Quando depois de algum tempo de todo esse terror aparece a outra metade de Medardo, só bondade, que ajuda a tudo e a todos, acreditando que é possível criar um mundo utópico que se resume na máquina que ele quer criar que seria ao mesmo tempo um órgão, um moinho, um forno e uma rede para capturar borboletas. A pesar de fazer de tudo para que todos fiquem bem, também ele acaba cansando os moradores de Terralba, por falta de equilíbrio.
As duas metades se apaixonam pela mesma pastora, Pamela, que eu não consegui entender se ela realmente gostava deles, ou se ela estava fazendo aquilo que era esperado pela sociedade. Apesar de ter algumas atitudes de revolta. Essa parte eu realmente não gostei! Ela estava disposta se entregar para o Infeliz, mas nos seus termos, e se entediava com o Bom mesmo confiando nele. Ela aceita a se casar com os dois deixando para a sorte o desenlace dessa sua ação.

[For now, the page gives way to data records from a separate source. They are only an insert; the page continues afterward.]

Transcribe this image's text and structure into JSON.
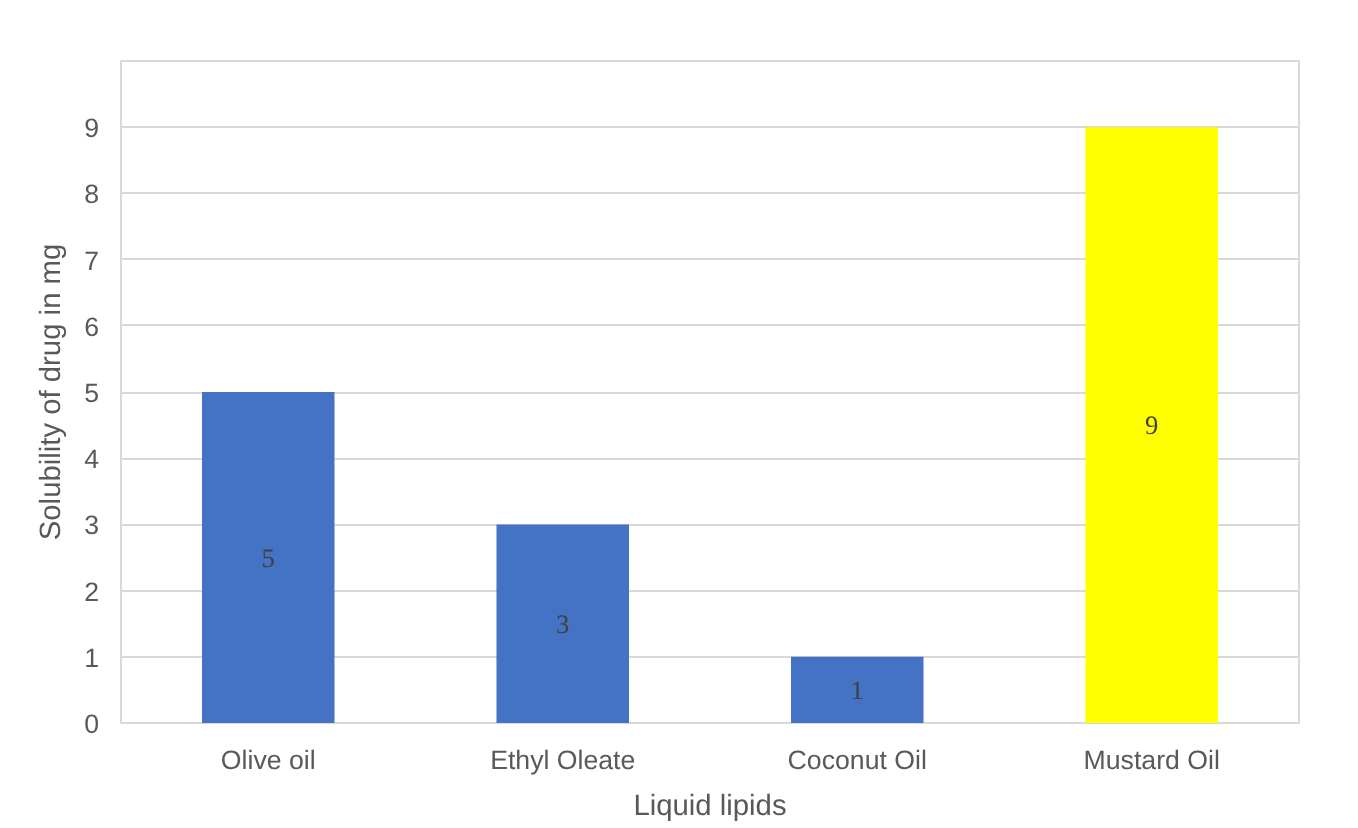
{
  "chart_data": {
    "type": "bar",
    "xlabel": "Liquid lipids",
    "ylabel": "Solubility of drug in mg",
    "categories": [
      "Olive oil",
      "Ethyl Oleate",
      "Coconut Oil",
      "Mustard Oil"
    ],
    "values": [
      5,
      3,
      1,
      9
    ],
    "colors": [
      "#4472c4",
      "#4472c4",
      "#4472c4",
      "#ffff00"
    ],
    "ylim": [
      0,
      10
    ],
    "yticks": [
      0,
      1,
      2,
      3,
      4,
      5,
      6,
      7,
      8,
      9,
      {
        "value": 10,
        "label": null
      }
    ],
    "grid": "y",
    "data_labels": true
  }
}
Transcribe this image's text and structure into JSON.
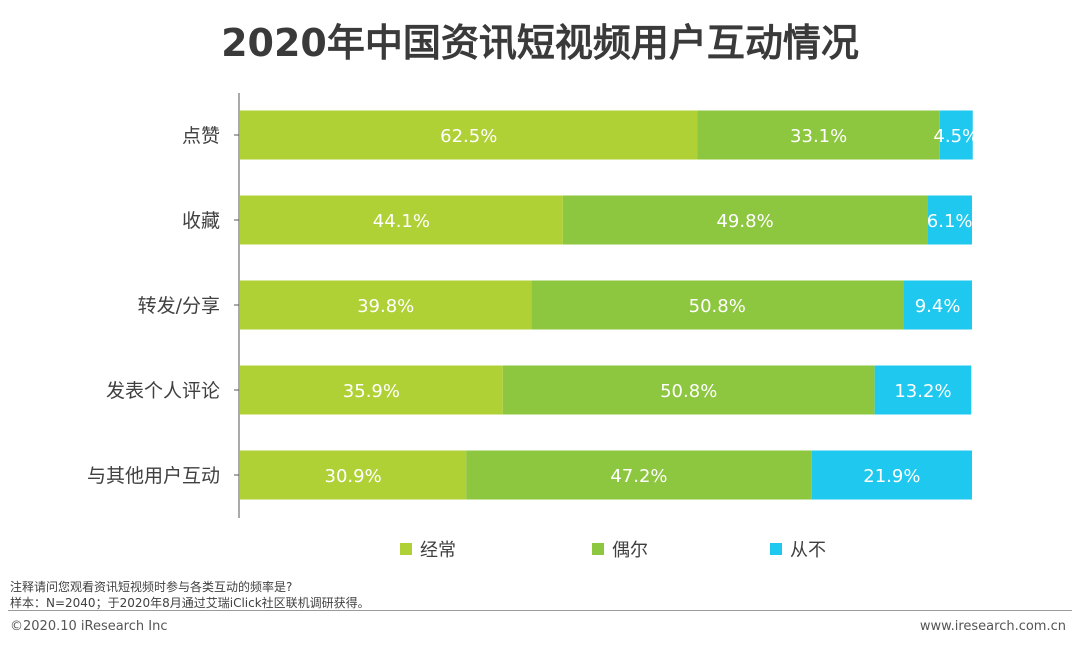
{
  "title": "2020年中国资讯短视频用户互动情况",
  "chart_data": {
    "type": "bar",
    "orientation": "horizontal",
    "stacked": true,
    "categories": [
      "点赞",
      "收藏",
      "转发/分享",
      "发表个人评论",
      "与其他用户互动"
    ],
    "series": [
      {
        "name": "经常",
        "color": "#b0d136",
        "values": [
          62.5,
          44.1,
          39.8,
          35.9,
          30.9
        ],
        "labels": [
          "62.5%",
          "44.1%",
          "39.8%",
          "35.9%",
          "30.9%"
        ]
      },
      {
        "name": "偶尔",
        "color": "#8dc63f",
        "values": [
          33.1,
          49.8,
          50.8,
          50.8,
          47.2
        ],
        "labels": [
          "33.1%",
          "49.8%",
          "50.8%",
          "50.8%",
          "47.2%"
        ]
      },
      {
        "name": "从不",
        "color": "#1ec8ee",
        "values": [
          4.5,
          6.1,
          9.4,
          13.2,
          21.9
        ],
        "labels": [
          "4.5%",
          "6.1%",
          "9.4%",
          "13.2%",
          "21.9%"
        ]
      }
    ],
    "legend_position": "bottom",
    "xlim": [
      0,
      100
    ]
  },
  "notes": {
    "line1": "注释请问您观看资讯短视频时参与各类互动的频率是?",
    "line2": "样本：N=2040；于2020年8月通过艾瑞iClick社区联机调研获得。"
  },
  "footer": {
    "copyright": "©2020.10 iResearch Inc",
    "website": "www.iresearch.com.cn"
  }
}
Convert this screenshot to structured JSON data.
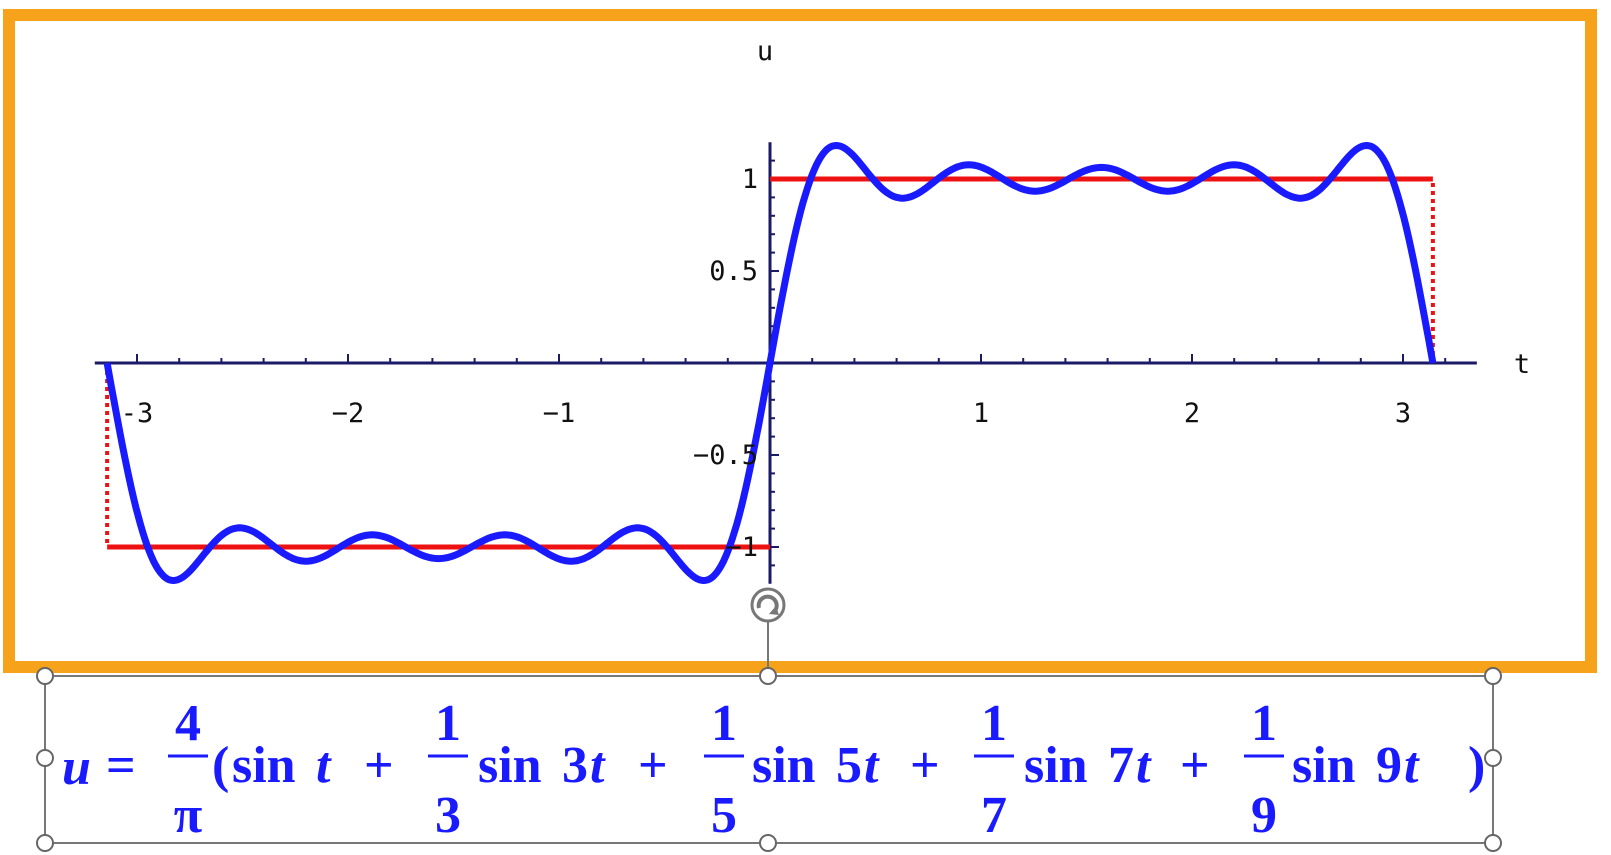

Acaba se casando com o Bom, pois o Infeliz na pressa acabou caindo do cavalo. Mas chega à Igreja e diz que Pamela é sua esposa pois ele é Medardo de Terralba. Ambas as partes decidem duelar, ferindo-se depois de muito tempo na extremidade em que foram partidos. O médico os une, trazendo alegria e prosperidade para a região. Apenas o sobrinho/narrador é quem continua incompleto, sem nunca ter encontrado nenhum amigo de fato.